Want to Know How VCs Calculate Valuation Differently from Founders? - rpledge
http://www.bothsidesofthetable.com/2010/07/22/want-to-know-how-vcs-calculate-valuation-differently-from-founders/

======
rmah
I just watched (well, really mostly listened to) the video embedded in the
article and I highly recommend it.

I was involved in VC negotiations during the bubble and was a bit confused
about some of the stuff beyond the basics. Luckily, we had good lawyers and my
partners were fairly well versed in finance.

I've also noticed that many people have are confused about how the corporate
governence works. They also talk a little about how the board of directors
work and how it interacts with investor rights.

Finally, if you're not comfortable with finance, you might need to watch it a
few times before you fully understand what they're talking about, but it's
well worth it.

------
bosch
This was an awesome post and very informative. I especially liked how he
explained that the share pool would come out of the founders pool. That's
something important to keep in mind as that's a huge amount of equity!

Sometimes I wonder if Mark knows that he could be getting much better deals if
he didn't tell us all these things?

------
Tichy
Why video?
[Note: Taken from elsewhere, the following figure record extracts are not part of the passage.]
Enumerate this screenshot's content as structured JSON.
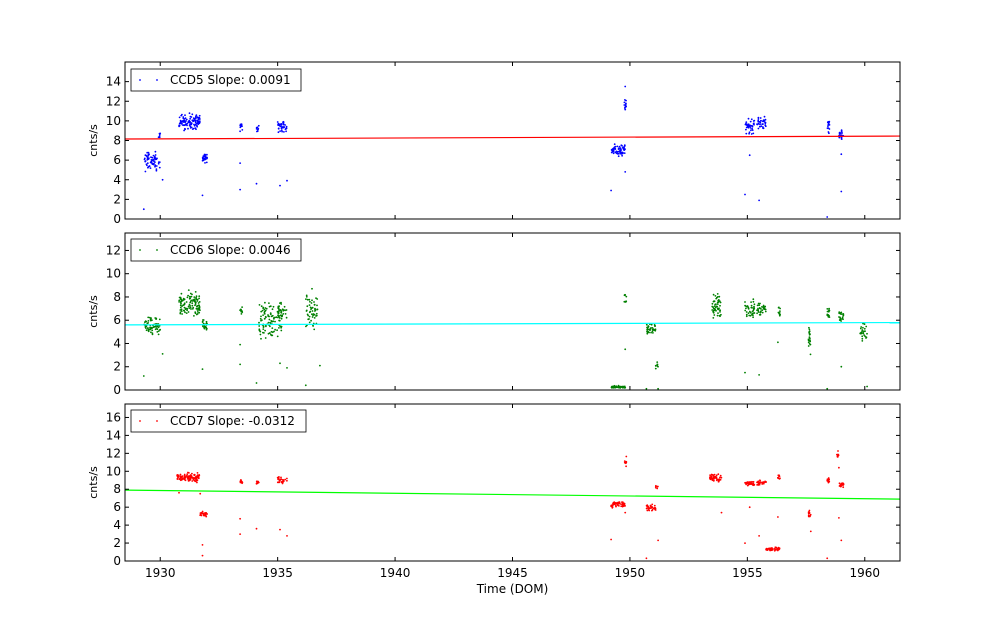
{
  "chart_data": {
    "type": "scatter",
    "xlabel": "Time (DOM)",
    "xlim": [
      1928.5,
      1961.5
    ],
    "xticks": [
      1930,
      1935,
      1940,
      1945,
      1950,
      1955,
      1960
    ],
    "panels": [
      {
        "name": "ccd5",
        "ylabel": "cnts/s",
        "ylim": [
          0,
          16
        ],
        "yticks": [
          0,
          2,
          4,
          6,
          8,
          10,
          12,
          14
        ],
        "point_color": "#0000ff",
        "legend": "CCD5 Slope: 0.0091",
        "fit": {
          "color": "#ff0000",
          "x": [
            1928.5,
            1961.5
          ],
          "y": [
            8.15,
            8.45
          ]
        },
        "clusters": [
          {
            "x0": 1929.3,
            "x1": 1930.0,
            "ymin": 4.5,
            "ymax": 7.2,
            "n": 70
          },
          {
            "x0": 1929.9,
            "x1": 1930.0,
            "ymin": 7.5,
            "ymax": 9.5,
            "n": 6
          },
          {
            "x0": 1930.8,
            "x1": 1931.7,
            "ymin": 8.8,
            "ymax": 11.0,
            "n": 110
          },
          {
            "x0": 1931.8,
            "x1": 1932.0,
            "ymin": 5.6,
            "ymax": 7.0,
            "n": 25
          },
          {
            "x0": 1933.4,
            "x1": 1933.5,
            "ymin": 8.7,
            "ymax": 10.2,
            "n": 10
          },
          {
            "x0": 1934.1,
            "x1": 1934.2,
            "ymin": 8.6,
            "ymax": 9.7,
            "n": 8
          },
          {
            "x0": 1935.0,
            "x1": 1935.4,
            "ymin": 8.5,
            "ymax": 10.3,
            "n": 40
          },
          {
            "x0": 1949.2,
            "x1": 1949.8,
            "ymin": 6.3,
            "ymax": 7.8,
            "n": 70
          },
          {
            "x0": 1949.75,
            "x1": 1949.85,
            "ymin": 10.5,
            "ymax": 12.5,
            "n": 12
          },
          {
            "x0": 1954.9,
            "x1": 1955.3,
            "ymin": 8.4,
            "ymax": 10.6,
            "n": 40
          },
          {
            "x0": 1955.4,
            "x1": 1955.8,
            "ymin": 9.0,
            "ymax": 10.6,
            "n": 35
          },
          {
            "x0": 1958.4,
            "x1": 1958.5,
            "ymin": 8.4,
            "ymax": 10.8,
            "n": 15
          },
          {
            "x0": 1958.9,
            "x1": 1959.1,
            "ymin": 7.8,
            "ymax": 9.2,
            "n": 20
          }
        ],
        "outliers": [
          [
            1929.3,
            1.0
          ],
          [
            1930.1,
            4.0
          ],
          [
            1931.8,
            2.4
          ],
          [
            1933.4,
            3.0
          ],
          [
            1933.4,
            5.7
          ],
          [
            1934.1,
            3.6
          ],
          [
            1935.1,
            3.4
          ],
          [
            1935.4,
            3.9
          ],
          [
            1949.2,
            2.9
          ],
          [
            1949.8,
            4.8
          ],
          [
            1949.8,
            13.5
          ],
          [
            1954.9,
            2.5
          ],
          [
            1955.5,
            1.9
          ],
          [
            1955.1,
            6.5
          ],
          [
            1958.4,
            0.2
          ],
          [
            1959.0,
            6.6
          ],
          [
            1959.0,
            2.8
          ]
        ]
      },
      {
        "name": "ccd6",
        "ylabel": "cnts/s",
        "ylim": [
          0,
          13.5
        ],
        "yticks": [
          0,
          2,
          4,
          6,
          8,
          10,
          12
        ],
        "point_color": "#008000",
        "legend": "CCD6 Slope: 0.0046",
        "fit": {
          "color": "#00ffff",
          "x": [
            1928.5,
            1961.5
          ],
          "y": [
            5.6,
            5.8
          ]
        },
        "clusters": [
          {
            "x0": 1929.3,
            "x1": 1930.0,
            "ymin": 4.5,
            "ymax": 6.5,
            "n": 70
          },
          {
            "x0": 1930.8,
            "x1": 1931.7,
            "ymin": 5.8,
            "ymax": 8.8,
            "n": 110
          },
          {
            "x0": 1931.8,
            "x1": 1932.0,
            "ymin": 4.8,
            "ymax": 6.2,
            "n": 25
          },
          {
            "x0": 1933.4,
            "x1": 1933.5,
            "ymin": 6.0,
            "ymax": 7.8,
            "n": 10
          },
          {
            "x0": 1934.2,
            "x1": 1935.2,
            "ymin": 3.5,
            "ymax": 8.3,
            "n": 110
          },
          {
            "x0": 1935.0,
            "x1": 1935.4,
            "ymin": 5.5,
            "ymax": 7.8,
            "n": 30
          },
          {
            "x0": 1936.2,
            "x1": 1936.7,
            "ymin": 4.5,
            "ymax": 9.0,
            "n": 55
          },
          {
            "x0": 1949.2,
            "x1": 1949.8,
            "ymin": 0.1,
            "ymax": 0.4,
            "n": 60
          },
          {
            "x0": 1949.75,
            "x1": 1949.85,
            "ymin": 7.2,
            "ymax": 8.5,
            "n": 10
          },
          {
            "x0": 1950.7,
            "x1": 1951.1,
            "ymin": 4.6,
            "ymax": 6.0,
            "n": 35
          },
          {
            "x0": 1951.1,
            "x1": 1951.2,
            "ymin": 1.7,
            "ymax": 2.5,
            "n": 8
          },
          {
            "x0": 1953.5,
            "x1": 1953.9,
            "ymin": 5.8,
            "ymax": 8.6,
            "n": 55
          },
          {
            "x0": 1954.9,
            "x1": 1955.3,
            "ymin": 5.8,
            "ymax": 8.3,
            "n": 40
          },
          {
            "x0": 1955.4,
            "x1": 1955.8,
            "ymin": 6.0,
            "ymax": 8.0,
            "n": 35
          },
          {
            "x0": 1956.3,
            "x1": 1956.4,
            "ymin": 6.0,
            "ymax": 7.6,
            "n": 10
          },
          {
            "x0": 1957.6,
            "x1": 1957.7,
            "ymin": 2.6,
            "ymax": 5.8,
            "n": 20
          },
          {
            "x0": 1958.4,
            "x1": 1958.5,
            "ymin": 5.7,
            "ymax": 7.6,
            "n": 15
          },
          {
            "x0": 1958.9,
            "x1": 1959.1,
            "ymin": 5.4,
            "ymax": 7.2,
            "n": 20
          },
          {
            "x0": 1959.8,
            "x1": 1960.1,
            "ymin": 3.8,
            "ymax": 6.2,
            "n": 30
          }
        ],
        "outliers": [
          [
            1929.3,
            1.2
          ],
          [
            1930.1,
            3.1
          ],
          [
            1931.8,
            1.8
          ],
          [
            1933.4,
            2.2
          ],
          [
            1933.4,
            3.9
          ],
          [
            1934.1,
            0.6
          ],
          [
            1935.1,
            2.3
          ],
          [
            1935.4,
            1.9
          ],
          [
            1936.2,
            0.4
          ],
          [
            1936.8,
            2.1
          ],
          [
            1949.8,
            3.5
          ],
          [
            1950.7,
            0.1
          ],
          [
            1951.2,
            0.1
          ],
          [
            1954.9,
            1.5
          ],
          [
            1955.5,
            1.3
          ],
          [
            1956.3,
            4.1
          ],
          [
            1958.4,
            0.1
          ],
          [
            1959.0,
            2.0
          ],
          [
            1960.1,
            0.3
          ]
        ]
      },
      {
        "name": "ccd7",
        "ylabel": "cnts/s",
        "xlabel_visible": true,
        "ylim": [
          0,
          17.5
        ],
        "yticks": [
          0,
          2,
          4,
          6,
          8,
          10,
          12,
          14,
          16
        ],
        "point_color": "#ff0000",
        "legend": "CCD7 Slope: -0.0312",
        "fit": {
          "color": "#00ff00",
          "x": [
            1928.5,
            1961.5
          ],
          "y": [
            7.9,
            6.9
          ]
        },
        "clusters": [
          {
            "x0": 1930.7,
            "x1": 1931.7,
            "ymin": 8.6,
            "ymax": 10.0,
            "n": 110
          },
          {
            "x0": 1931.7,
            "x1": 1932.0,
            "ymin": 4.9,
            "ymax": 5.6,
            "n": 25
          },
          {
            "x0": 1933.4,
            "x1": 1933.5,
            "ymin": 8.3,
            "ymax": 9.4,
            "n": 10
          },
          {
            "x0": 1934.1,
            "x1": 1934.2,
            "ymin": 8.3,
            "ymax": 9.2,
            "n": 8
          },
          {
            "x0": 1935.0,
            "x1": 1935.4,
            "ymin": 8.4,
            "ymax": 9.7,
            "n": 30
          },
          {
            "x0": 1949.2,
            "x1": 1949.8,
            "ymin": 5.8,
            "ymax": 6.8,
            "n": 60
          },
          {
            "x0": 1949.75,
            "x1": 1949.85,
            "ymin": 10.2,
            "ymax": 11.8,
            "n": 10
          },
          {
            "x0": 1950.7,
            "x1": 1951.1,
            "ymin": 5.5,
            "ymax": 6.4,
            "n": 35
          },
          {
            "x0": 1951.1,
            "x1": 1951.2,
            "ymin": 7.9,
            "ymax": 8.8,
            "n": 6
          },
          {
            "x0": 1953.4,
            "x1": 1953.9,
            "ymin": 8.6,
            "ymax": 9.8,
            "n": 55
          },
          {
            "x0": 1954.9,
            "x1": 1955.3,
            "ymin": 8.3,
            "ymax": 9.0,
            "n": 40
          },
          {
            "x0": 1955.4,
            "x1": 1955.8,
            "ymin": 8.3,
            "ymax": 9.1,
            "n": 35
          },
          {
            "x0": 1955.8,
            "x1": 1956.4,
            "ymin": 1.1,
            "ymax": 1.6,
            "n": 45
          },
          {
            "x0": 1956.3,
            "x1": 1956.4,
            "ymin": 8.9,
            "ymax": 9.7,
            "n": 10
          },
          {
            "x0": 1957.6,
            "x1": 1957.7,
            "ymin": 4.6,
            "ymax": 6.0,
            "n": 15
          },
          {
            "x0": 1958.4,
            "x1": 1958.5,
            "ymin": 8.6,
            "ymax": 9.5,
            "n": 15
          },
          {
            "x0": 1958.8,
            "x1": 1958.9,
            "ymin": 11.3,
            "ymax": 12.6,
            "n": 8
          },
          {
            "x0": 1958.9,
            "x1": 1959.1,
            "ymin": 8.0,
            "ymax": 9.0,
            "n": 20
          }
        ],
        "outliers": [
          [
            1930.8,
            7.6
          ],
          [
            1931.7,
            7.5
          ],
          [
            1931.8,
            1.8
          ],
          [
            1931.8,
            0.6
          ],
          [
            1933.4,
            3.0
          ],
          [
            1933.4,
            4.7
          ],
          [
            1934.1,
            3.6
          ],
          [
            1935.1,
            3.5
          ],
          [
            1935.4,
            2.8
          ],
          [
            1949.2,
            2.4
          ],
          [
            1949.8,
            5.4
          ],
          [
            1950.7,
            0.3
          ],
          [
            1951.2,
            2.3
          ],
          [
            1953.9,
            5.4
          ],
          [
            1954.9,
            2.0
          ],
          [
            1955.5,
            2.8
          ],
          [
            1955.1,
            6.0
          ],
          [
            1956.3,
            4.9
          ],
          [
            1957.7,
            3.3
          ],
          [
            1958.4,
            0.3
          ],
          [
            1958.9,
            4.8
          ],
          [
            1959.0,
            2.3
          ],
          [
            1958.9,
            10.4
          ]
        ]
      }
    ]
  }
}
Isn't this the kind of information you would like to refer to
frequently, which is hard to do in video format?

------
kwyjibo
Well if you have raised 6 millions and you sell the company for 10 million,
and still manage to get 1.6 million, then I think you made a very good deal.

------
togasystems
As a young entrepreneur starting out, this video explained a number of terms
(pun intended) that I had no idea about before.

Thanks Mark Suster!